Dans une brève note envoyée il y a deux semaines, le directeur mettait sur le dos du contexte, le maudit contexte (« because of the various challenges inherent in launching a freestanding website in a crowded publishing environment, financial and otherwise ») la responsabilité de la fermeture de la déjà regrettée bestiole où l’analyse se disputait à la critique, où l’humeur ne faisait jamais office de baromètre, où le concept même de critique comme poteau indicateur n’existait pas. Si l’annonce de ladite fermeture a pris tout le monde par surprise (IndieWire raconte ainsi que Scott Tobias était en train d’écrire sa critique du petit hit indie Tangerine lorsqu’il l’a appris), ce qu’elle laisse entrevoir du futur est peut-être même encore davantage anxiogène.

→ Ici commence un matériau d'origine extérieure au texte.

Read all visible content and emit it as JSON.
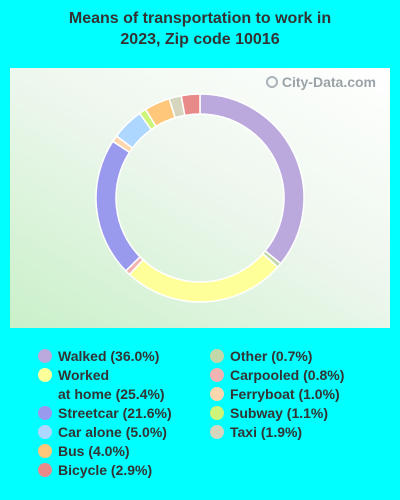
{
  "chart_data": {
    "type": "pie",
    "variant": "donut",
    "title": "Means of transportation to work in 2023, Zip code 10016",
    "slices": [
      {
        "label": "Walked (36.0%)",
        "value": 36.0,
        "color": "#BBA8DC"
      },
      {
        "label": "Other (0.7%)",
        "value": 0.7,
        "color": "#C3D8A8"
      },
      {
        "label": "Worked at home (25.4%)",
        "value": 25.4,
        "color": "#FFFF99"
      },
      {
        "label": "Carpooled (0.8%)",
        "value": 0.8,
        "color": "#F2B3B3"
      },
      {
        "label": "Streetcar (21.6%)",
        "value": 21.6,
        "color": "#9999EE"
      },
      {
        "label": "Ferryboat (1.0%)",
        "value": 1.0,
        "color": "#FFD7AE"
      },
      {
        "label": "Car alone (5.0%)",
        "value": 5.0,
        "color": "#AED7FF"
      },
      {
        "label": "Subway (1.1%)",
        "value": 1.1,
        "color": "#CCF57A"
      },
      {
        "label": "Bus (4.0%)",
        "value": 4.0,
        "color": "#FFC77A"
      },
      {
        "label": "Taxi (1.9%)",
        "value": 1.9,
        "color": "#D6D6BF"
      },
      {
        "label": "Bicycle (2.9%)",
        "value": 2.9,
        "color": "#E88A8A"
      }
    ],
    "legend": {
      "placement": "bottom",
      "left": [
        {
          "label": "Walked (36.0%)",
          "color": "#BBA8DC"
        },
        {
          "label": "Worked\nat home (25.4%)",
          "color": "#FFFF99"
        },
        {
          "label": "Streetcar (21.6%)",
          "color": "#9999EE"
        },
        {
          "label": "Car alone (5.0%)",
          "color": "#AED7FF"
        },
        {
          "label": "Bus (4.0%)",
          "color": "#FFC77A"
        },
        {
          "label": "Bicycle (2.9%)",
          "color": "#E88A8A"
        }
      ],
      "right": [
        {
          "label": "Other (0.7%)",
          "color": "#C3D8A8"
        },
        {
          "label": "Carpooled (0.8%)",
          "color": "#F2B3B3"
        },
        {
          "label": "Ferryboat (1.0%)",
          "color": "#FFD7AE"
        },
        {
          "label": "Subway (1.1%)",
          "color": "#CCF57A"
        },
        {
          "label": "Taxi (1.9%)",
          "color": "#D6D6BF"
        }
      ]
    }
  },
  "title_line1": "Means of transportation to work in",
  "title_line2": "2023, Zip code 10016",
  "watermark": "City-Data.com",
  "background_color": "#00FFFF"
}
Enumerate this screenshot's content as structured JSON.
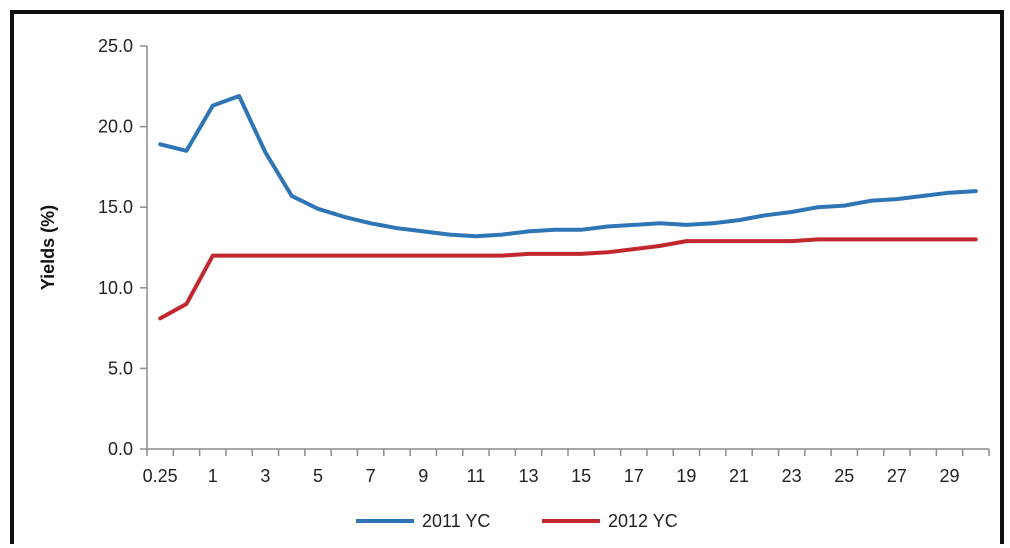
{
  "chart_data": {
    "type": "line",
    "title": "",
    "xlabel": "",
    "ylabel": "Yields (%)",
    "ylim": [
      0,
      25
    ],
    "yticks": [
      "0.0",
      "5.0",
      "10.0",
      "15.0",
      "20.0",
      "25.0"
    ],
    "x": [
      0.25,
      0.5,
      1,
      2,
      3,
      4,
      5,
      6,
      7,
      8,
      9,
      10,
      11,
      12,
      13,
      14,
      15,
      16,
      17,
      18,
      19,
      20,
      21,
      22,
      23,
      24,
      25,
      26,
      27,
      28,
      29,
      30
    ],
    "xtick_labels": [
      "0.25",
      "1",
      "3",
      "5",
      "7",
      "9",
      "11",
      "13",
      "15",
      "17",
      "19",
      "21",
      "23",
      "25",
      "27",
      "29"
    ],
    "series": [
      {
        "name": "2011 YC",
        "color": "#2e75b6",
        "values": [
          18.9,
          18.5,
          21.3,
          21.9,
          18.4,
          15.7,
          14.9,
          14.4,
          14.0,
          13.7,
          13.5,
          13.3,
          13.2,
          13.3,
          13.5,
          13.6,
          13.6,
          13.8,
          13.9,
          14.0,
          13.9,
          14.0,
          14.2,
          14.5,
          14.7,
          15.0,
          15.1,
          15.4,
          15.5,
          15.7,
          15.9,
          16.0
        ]
      },
      {
        "name": "2012 YC",
        "color": "#c0282d",
        "values": [
          8.1,
          9.0,
          12.0,
          12.0,
          12.0,
          12.0,
          12.0,
          12.0,
          12.0,
          12.0,
          12.0,
          12.0,
          12.0,
          12.0,
          12.1,
          12.1,
          12.1,
          12.2,
          12.4,
          12.6,
          12.9,
          12.9,
          12.9,
          12.9,
          12.9,
          13.0,
          13.0,
          13.0,
          13.0,
          13.0,
          13.0,
          13.0
        ]
      }
    ],
    "grid": false,
    "legend_position": "bottom"
  }
}
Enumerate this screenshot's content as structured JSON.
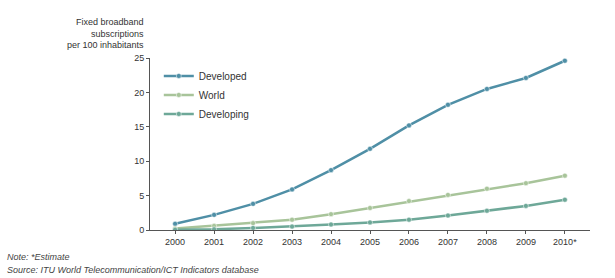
{
  "chart_data": {
    "type": "line",
    "y_label": [
      "Fixed broadband",
      "subscriptions",
      "per 100 inhabitants"
    ],
    "categories": [
      "2000",
      "2001",
      "2002",
      "2003",
      "2004",
      "2005",
      "2006",
      "2007",
      "2008",
      "2009",
      "2010*"
    ],
    "series": [
      {
        "name": "Developed",
        "color": "#4f8fa6",
        "values": [
          0.9,
          2.2,
          3.8,
          5.9,
          8.7,
          11.8,
          15.2,
          18.2,
          20.5,
          22.1,
          24.6
        ]
      },
      {
        "name": "World",
        "color": "#a8c49a",
        "values": [
          0.2,
          0.6,
          1.0,
          1.5,
          2.3,
          3.2,
          4.2,
          5.1,
          6.0,
          6.8,
          7.9
        ]
      },
      {
        "name": "Developing",
        "color": "#6ea898",
        "values": [
          0.05,
          0.1,
          0.3,
          0.5,
          0.8,
          1.1,
          1.5,
          2.1,
          2.8,
          3.5,
          4.4
        ]
      }
    ],
    "ylim": [
      0,
      25
    ],
    "yticks": [
      0,
      5,
      10,
      15,
      20,
      25
    ],
    "grid": false,
    "legend": "top-left",
    "marker": "circle",
    "line_style": "solid",
    "notes": [
      "Note: *Estimate",
      "Source: ITU World Telecommunication/ICT Indicators database"
    ]
  }
}
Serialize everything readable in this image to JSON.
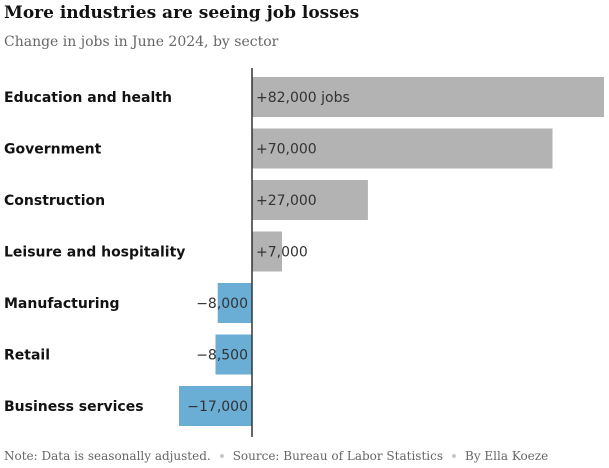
{
  "chart_data": {
    "type": "bar",
    "orientation": "horizontal",
    "title": "More industries are seeing job losses",
    "subtitle": "Change in jobs in June 2024, by sector",
    "categories": [
      "Education and health",
      "Government",
      "Construction",
      "Leisure and hospitality",
      "Manufacturing",
      "Retail",
      "Business services"
    ],
    "values": [
      82000,
      70000,
      27000,
      7000,
      -8000,
      -8500,
      -17000
    ],
    "labels": [
      "+82,000 jobs",
      "+70,000",
      "+27,000",
      "+7,000",
      "−8,000",
      "−8,500",
      "−17,000"
    ],
    "xlim": [
      -17000,
      82000
    ],
    "grid": false,
    "colors": {
      "positive": "#b3b3b3",
      "negative": "#6aaed6",
      "axis": "#333333"
    }
  },
  "footer": {
    "note": "Note: Data is seasonally adjusted.",
    "source": "Source: Bureau of Labor Statistics",
    "byline": "By Ella Koeze"
  }
}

Dans une entrevue accordée à chaud après l’annonce de la fermeture, Keith Phipps remarquait ainsi que si le net a pu permettre l’éclosion d’une pensée critique plus diverse et accessible – comme sur son site -, il peut aussi paradoxalement en être vu comme le fossoyeur. Parce qu’il enjoint à une instantanéité toujours plus marquée, parce que la vitesse plus que la qualité semble en être devenue une valeur, les sites ne se battent plus, par exemple, pour annoncer une nouvelle de la meilleure façon possible (la plus allumée, intelligente, profonde, renseignée) mais simplement pour être les premiers à le faire. D’où une résultante de redites quasi-infinies et d’accroches click-bait plus ou moins similaires pour qui parcourt régulièrement la presse cinéma en ligne, sans réelle identité éditoriale.
Mais internet, on le sait, c’est aussi le serpent qui se mord continuellement la queue en termes financiers : l’info y est libre et gratuite, dans beaucoup de cas, mais doit bien être financée d’une façon ou d’une autre (les journalistes et critiques ne se nourrissent pas, comme le veut le bon vieux mythe, de reconnaissance publique et d’eau fraîche). Or, comme le précisait Tobias, pour y arriver, un site doit pouvoir attirer un maximum d’internautes (et ainsi asseoir son attractivité auprès des vendeurs de pubs). Pour ce faire, la meilleure solution reste encore les sites-mastodontes, couvrant un maximum de sujets donc d’intérêts. Dans cette économie, plus un site est spécialisé et plus il met de l’avant ce qui ne ressort pas du « mainstream » et donc n’intéresse pas de façon immédiate, moins il en devient logiquement viable. Pour résumer tristement, l’aventure virtuelle de The Dissolve traduit ce changement de paradigme : les politiques et directions éditoriales ne valent que peu de choses dans un contexte où le véritable enjeu est « combien ? » plutôt que « comment ? ». Et ceci n’a rien de rassurant.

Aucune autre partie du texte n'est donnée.